The story Harry Styles tells about Alessandro Michele is not the story most musicians tell about a designer. It begins in 2018, backstage at a Gucci runway show in Milan, where Styles, then twenty-four and on the second album of his solo career, ended up sitting next to the man who had spent the previous three years rebuilding Gucci into the most-talked-about house in luxury. They liked each other. They stayed in touch. Over the next four years, Michele dressed Styles for everything that mattered: the cover of Vogue (the first solo male cover in the magazine's history), the Met Gala, two album campaigns, the entire Love On Tour run. The relationship was visible, sustained, and obviously creative on both sides.
Then, in October 2022, they released a collection together. Not a capsule. Not a co-sign. Twenty-five looks. Co-designed. Called HA HA HA, after the way Styles signs off his text messages.
Most musician-designer collaborations are commercial structures dressed up as creative ones. A label decides a celebrity would be useful for a campaign. A merchandising team builds the line, the celebrity approves it, the deal pays them in the high six figures, and the resulting product carries the celebrity's name without bearing much of their hand. HA HA HA is one of the rare exceptions, and the resale market has started to figure that out.
The collection draws openly from the Italian tailoring tradition Michele had been excavating at Gucci since 2015. Burgundy wool blazers with peak lapels and a softly boxy '70s cut. Camp-collar silk shirts with busy prints in jewel tones. High-waisted, slightly cropped charcoal wool trousers. A wool varsity jacket with HA HA HA embroidered across the back. A velvet blazer in midnight blue that looks like something a Bowie sideman would have worn in 1973. Every piece is gender-fluid by construction, not by marketing copy: the cuts genuinely work across bodies, and the press images show this deliberately.
What separates HA HA HA from a vanity-credit collection is the specificity of the references. Michele has spoken in interviews about the collection emerging from conversations he had with Styles about "things we both love," which sounds like a corporate non-answer until you look at the pieces. The sweater knits reference '70s campaign clothing for British political parties.
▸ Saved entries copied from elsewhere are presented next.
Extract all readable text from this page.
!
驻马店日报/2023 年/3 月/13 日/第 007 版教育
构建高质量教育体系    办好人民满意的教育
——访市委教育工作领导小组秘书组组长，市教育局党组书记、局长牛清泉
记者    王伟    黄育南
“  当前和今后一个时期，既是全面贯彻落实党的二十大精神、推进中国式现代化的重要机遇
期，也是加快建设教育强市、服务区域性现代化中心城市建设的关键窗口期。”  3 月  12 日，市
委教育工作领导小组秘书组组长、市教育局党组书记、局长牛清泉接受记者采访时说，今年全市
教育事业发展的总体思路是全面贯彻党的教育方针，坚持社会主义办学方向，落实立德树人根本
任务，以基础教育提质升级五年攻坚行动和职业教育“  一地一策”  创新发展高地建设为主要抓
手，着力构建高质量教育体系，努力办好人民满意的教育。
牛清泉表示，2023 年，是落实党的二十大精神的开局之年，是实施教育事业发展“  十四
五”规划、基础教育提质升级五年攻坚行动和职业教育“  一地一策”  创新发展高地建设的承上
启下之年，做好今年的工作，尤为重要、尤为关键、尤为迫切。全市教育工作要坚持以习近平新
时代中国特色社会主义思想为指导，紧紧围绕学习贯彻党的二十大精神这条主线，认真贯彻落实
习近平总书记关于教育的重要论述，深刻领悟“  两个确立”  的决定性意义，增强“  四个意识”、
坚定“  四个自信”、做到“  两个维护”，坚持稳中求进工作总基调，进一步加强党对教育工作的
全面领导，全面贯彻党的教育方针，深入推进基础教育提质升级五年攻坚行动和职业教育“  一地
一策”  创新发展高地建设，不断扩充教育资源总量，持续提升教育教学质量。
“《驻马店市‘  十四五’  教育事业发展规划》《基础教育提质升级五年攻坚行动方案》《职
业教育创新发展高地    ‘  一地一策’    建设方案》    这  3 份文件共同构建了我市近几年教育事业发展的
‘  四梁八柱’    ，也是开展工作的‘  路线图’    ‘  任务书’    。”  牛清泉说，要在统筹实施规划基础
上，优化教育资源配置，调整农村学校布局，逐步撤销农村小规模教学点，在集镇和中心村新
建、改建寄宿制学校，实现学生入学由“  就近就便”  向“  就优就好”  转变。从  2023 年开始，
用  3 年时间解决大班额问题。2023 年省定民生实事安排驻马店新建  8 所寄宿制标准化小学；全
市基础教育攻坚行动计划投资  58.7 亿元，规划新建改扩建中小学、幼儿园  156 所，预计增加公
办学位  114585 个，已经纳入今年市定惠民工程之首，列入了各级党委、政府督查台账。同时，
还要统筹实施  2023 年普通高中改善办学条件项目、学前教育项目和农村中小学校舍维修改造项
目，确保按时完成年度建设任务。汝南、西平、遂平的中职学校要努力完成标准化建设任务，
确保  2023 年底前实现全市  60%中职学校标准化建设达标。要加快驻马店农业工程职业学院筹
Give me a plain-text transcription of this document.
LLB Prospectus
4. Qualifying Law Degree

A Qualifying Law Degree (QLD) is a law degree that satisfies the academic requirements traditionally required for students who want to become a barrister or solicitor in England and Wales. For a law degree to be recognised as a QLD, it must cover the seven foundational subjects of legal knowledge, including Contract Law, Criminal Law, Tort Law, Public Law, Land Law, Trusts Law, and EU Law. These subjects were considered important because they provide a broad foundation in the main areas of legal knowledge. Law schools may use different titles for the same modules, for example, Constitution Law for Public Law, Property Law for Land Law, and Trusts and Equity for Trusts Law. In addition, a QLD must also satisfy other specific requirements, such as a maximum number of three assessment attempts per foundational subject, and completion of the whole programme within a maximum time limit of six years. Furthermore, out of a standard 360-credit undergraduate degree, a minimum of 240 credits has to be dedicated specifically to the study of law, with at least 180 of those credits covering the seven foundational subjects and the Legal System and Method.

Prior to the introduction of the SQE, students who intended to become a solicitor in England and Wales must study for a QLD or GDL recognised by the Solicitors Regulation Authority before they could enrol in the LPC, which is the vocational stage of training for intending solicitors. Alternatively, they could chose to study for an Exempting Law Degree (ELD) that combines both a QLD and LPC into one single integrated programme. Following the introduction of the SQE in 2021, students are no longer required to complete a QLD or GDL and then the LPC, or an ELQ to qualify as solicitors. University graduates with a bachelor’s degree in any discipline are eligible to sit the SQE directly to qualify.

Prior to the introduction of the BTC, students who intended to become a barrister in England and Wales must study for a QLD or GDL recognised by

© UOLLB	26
The signet rings echo the ones Styles wears in real life. A specific shade of pale pink appears in two outerwear pieces that match the pink suit Styles wore at the 2022 Brit Awards. None of these references would survive a normal merchandising process. They survived because two people were in the room together making decisions, which is not how most of these deals work.
The ones that matter are not the ones where a label decides a celebrity would be useful for a campaign. They are the ones where a creative relationship already exists and a commercial structure is being built around it.
The release was small by Gucci standards. Italian production, limited distribution, no aggressive markdown cycle. That scarcity is what makes the resale market interesting now. Three years on, the collection's pricing tells a story about how the market values authentic creative collaboration: the burgundy blazer, originally $4,200 retail, sits at $470 on The RealReal in good condition with tags, while Gucci's standard runway tailoring from the same season trades 30 to 40 percent lower. The HA HA HA branding, which retailers worried might depress resale value at launch, has done the opposite. It marks the piece as a co-design.
The pieces to watch are the silk shirts and the velvet blazers. The shirts because they are the easiest entry into the collection at sub-$400 prices, and because the prints are already showing up in editorial styling for current-season looks. The velvet blazers because they were produced in much smaller quantities than the wool, and the midnight blue colourway is now nearly impossible to find in larger sizes. A piece that retailed at $5,800 sat on Grailed at $1,117 in early 2026. That is not a price floor; it is a buy signal.
The pieces to skip, if you are buying for resale rather than for wear, are the more obviously trend-driven items: the chunky platform loafers, the fanny packs, the more graphic knitwear. These are doing what trend-driven Gucci has always done, which is to lose 50 percent of their value in two years and another 25 percent in the third. Buy them because you love them, not because you expect to flip them.
A note on Michele. In late 2022, he left Gucci. Sabato De Sarno took over as creative director and pulled the house in a different direction: minimalist, restrained, distinctly post-Michele. Within fashion, this is sometimes treated as the definitive end of an era. Within the resale market, it is the opposite. Michele's Gucci is now a finite design language. No more pieces in this idiom will ever be produced under the Gucci label. That is the condition under which collector value tends to settle in. HA HA HA is the most personal statement of that idiom we are likely to get, which is the reason a burgundy wool blazer with HA HA HA stitched on the inside lining is worth paying attention to in a way that almost no other 2022 Gucci piece is.
Buy what you can wear. Skip what you cannot. Watch the velvet.